妖、追う。


さて。

どれほどの妖の名前があるのか。

ぱらぱら…と友人帳をめくって眺めていると、突然木の上から黒い物が降ってきた。

「それは友人帳だなぁ?よこせぇ!」

「なっ…!」


私としたことがすっかり油断してしまっていた。

その黒く長い髪を振り乱した下等な妖は私から夏目の鞄ごとひったくると素早く逃げて行く。

「おのれ!待たぬか、愚か者!」


追いかけるが、人の姿だと何ぶん、分が悪い。

見失わないように駆けて行くのが精いっぱいだ。

しかし、上を向いて走っていたので道端の何かに躓いて無様に転んでしまった。

ばっと起き上がった時には既に妖は見えなくなっていた。

「くそっ!運の良い奴め!」

ぎしり、と歯を噛みしめながら唸った時

「おい。
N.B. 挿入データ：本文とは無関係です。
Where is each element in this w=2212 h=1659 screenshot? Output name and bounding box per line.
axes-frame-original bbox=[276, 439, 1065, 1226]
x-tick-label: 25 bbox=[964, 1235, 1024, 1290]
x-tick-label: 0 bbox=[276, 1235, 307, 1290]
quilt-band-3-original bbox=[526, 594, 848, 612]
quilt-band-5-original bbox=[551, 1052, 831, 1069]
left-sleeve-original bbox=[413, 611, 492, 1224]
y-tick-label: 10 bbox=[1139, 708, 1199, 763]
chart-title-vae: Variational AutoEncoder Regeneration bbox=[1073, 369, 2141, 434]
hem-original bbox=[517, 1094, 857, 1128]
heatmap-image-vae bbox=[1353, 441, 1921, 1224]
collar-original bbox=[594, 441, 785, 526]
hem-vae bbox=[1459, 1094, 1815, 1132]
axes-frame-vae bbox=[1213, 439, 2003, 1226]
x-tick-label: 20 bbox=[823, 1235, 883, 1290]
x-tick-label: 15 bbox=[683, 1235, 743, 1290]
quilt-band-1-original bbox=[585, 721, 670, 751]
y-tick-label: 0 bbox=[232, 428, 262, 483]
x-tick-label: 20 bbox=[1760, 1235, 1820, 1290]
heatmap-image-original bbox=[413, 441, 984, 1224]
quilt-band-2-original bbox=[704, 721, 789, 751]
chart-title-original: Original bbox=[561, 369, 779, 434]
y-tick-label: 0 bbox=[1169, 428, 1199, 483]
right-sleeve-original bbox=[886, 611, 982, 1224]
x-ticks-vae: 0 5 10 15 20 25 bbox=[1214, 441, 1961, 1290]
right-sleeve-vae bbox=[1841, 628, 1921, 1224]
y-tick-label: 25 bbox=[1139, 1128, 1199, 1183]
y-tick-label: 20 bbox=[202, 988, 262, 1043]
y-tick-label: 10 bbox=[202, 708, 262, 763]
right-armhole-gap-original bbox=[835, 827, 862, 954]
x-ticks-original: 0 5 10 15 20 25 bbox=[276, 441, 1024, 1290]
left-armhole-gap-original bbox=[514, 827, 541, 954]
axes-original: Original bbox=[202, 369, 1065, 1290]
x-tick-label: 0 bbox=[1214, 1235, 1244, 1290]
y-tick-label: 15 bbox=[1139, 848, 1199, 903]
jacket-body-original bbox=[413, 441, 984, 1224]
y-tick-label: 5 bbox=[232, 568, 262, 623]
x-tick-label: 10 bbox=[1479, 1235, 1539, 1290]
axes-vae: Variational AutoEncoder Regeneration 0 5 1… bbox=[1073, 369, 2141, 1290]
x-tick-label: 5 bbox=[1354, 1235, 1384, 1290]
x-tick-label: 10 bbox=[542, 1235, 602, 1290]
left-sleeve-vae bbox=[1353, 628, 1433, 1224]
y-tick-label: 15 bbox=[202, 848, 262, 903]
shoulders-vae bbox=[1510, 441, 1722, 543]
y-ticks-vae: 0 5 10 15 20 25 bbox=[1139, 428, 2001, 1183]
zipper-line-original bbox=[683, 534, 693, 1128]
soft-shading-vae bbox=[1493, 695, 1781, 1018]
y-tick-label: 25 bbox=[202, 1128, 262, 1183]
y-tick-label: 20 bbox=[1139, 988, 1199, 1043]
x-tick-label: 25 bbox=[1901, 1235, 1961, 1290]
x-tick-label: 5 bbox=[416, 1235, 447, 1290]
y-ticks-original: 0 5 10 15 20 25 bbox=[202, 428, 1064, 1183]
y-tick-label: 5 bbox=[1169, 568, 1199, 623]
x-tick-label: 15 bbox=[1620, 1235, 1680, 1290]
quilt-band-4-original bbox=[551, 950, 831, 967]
私を蹴っておきながら謝罪の一つもないとはどういうことだ」

足元から声がした。

何がいるのかと見下ろすと

「ぎゃっ!変なブサ猫が喋りおった!」

思わず飛び上がって驚く。

「変なブサ猫だと!?このプリティな私に何ということを!」

なんとも不思議な生き物がこの世にはいたものだ。

ちんちくりんな体でぷんすかと怒るそれを私はつまみあげる。

「…。お前、人の子か?」

つまみあげられたブサ猫が尋ねてくるが、答える前にブサ猫は一人で納得してしまった。

「むぅ。夏目のとこの学校の制服じゃないか。しまったな。つい話してしまった」

「夏目を知っているのか?」

何でこんな話すブサ猫が夏目の名を出すのか。

驚いて聞くと、ブサ猫は観察するようにじっくりとこっちを見てきた。

「お前、妖が見えるのか?…そういえば、さっきも何やら妖を追っていたみたいだったな」

こっちが質問しているのに無視をするとは肝の据わった奴め。

しかし、その言葉で思い出した。

「おのれ!このブサ猫め!貴様のせいであの妖を見失ってしまったではないか!」

腹立たしくなって、ブサ猫の耳を思いっきり引っ張ってやる。

「いたた!何をする!やめろ!」

「やめぬわ!貴様のせいで!貴様のせいで…!」

「分かった!話を聞くから離せ!」

ブサ猫がぎゃあぎゃあうるさく喚く。

むぅ。まだ腹立たしいが、うるさいから離してやろう。

猫を下に降ろして、私も地面に腰を下ろす。

「…ふぅ。乱暴な奴め。一体何があったんだ」

「…。夏目の荷物を奴に盗られた」

「……な、なにぃい!?」

うるさいぞ、ブサ猫め。

耳をおさえて睨むが、ブサ猫は一向に気にした様子もなくあたふたしている。

「な、何故お前が夏目の荷物を!?あのアホモヤシめ!大切な友人帳を…!いかん!すぐに取り返さねば!」

「…今更遅いわ。貴様のせいで奴も見失ってしまった」

頬杖をつきながら諦めたように言うと、ブサ猫はぐわっと吠える。

「奴の去った方向なら見ていた!今すぐ追うぞ!」

なんと。
こんなブサ猫が役に立つとは。

本当に世の中は分からんものだ。

「よし!案内しろ、ブサ猫!」

「ブサ猫と言うな!私には斑という素晴らしい名があるのだ!」

「うるさい!そんなのどうでも良いわ!行くぞ!」

こうして、私はブサ猫を脇に抱えて走り出したのだった。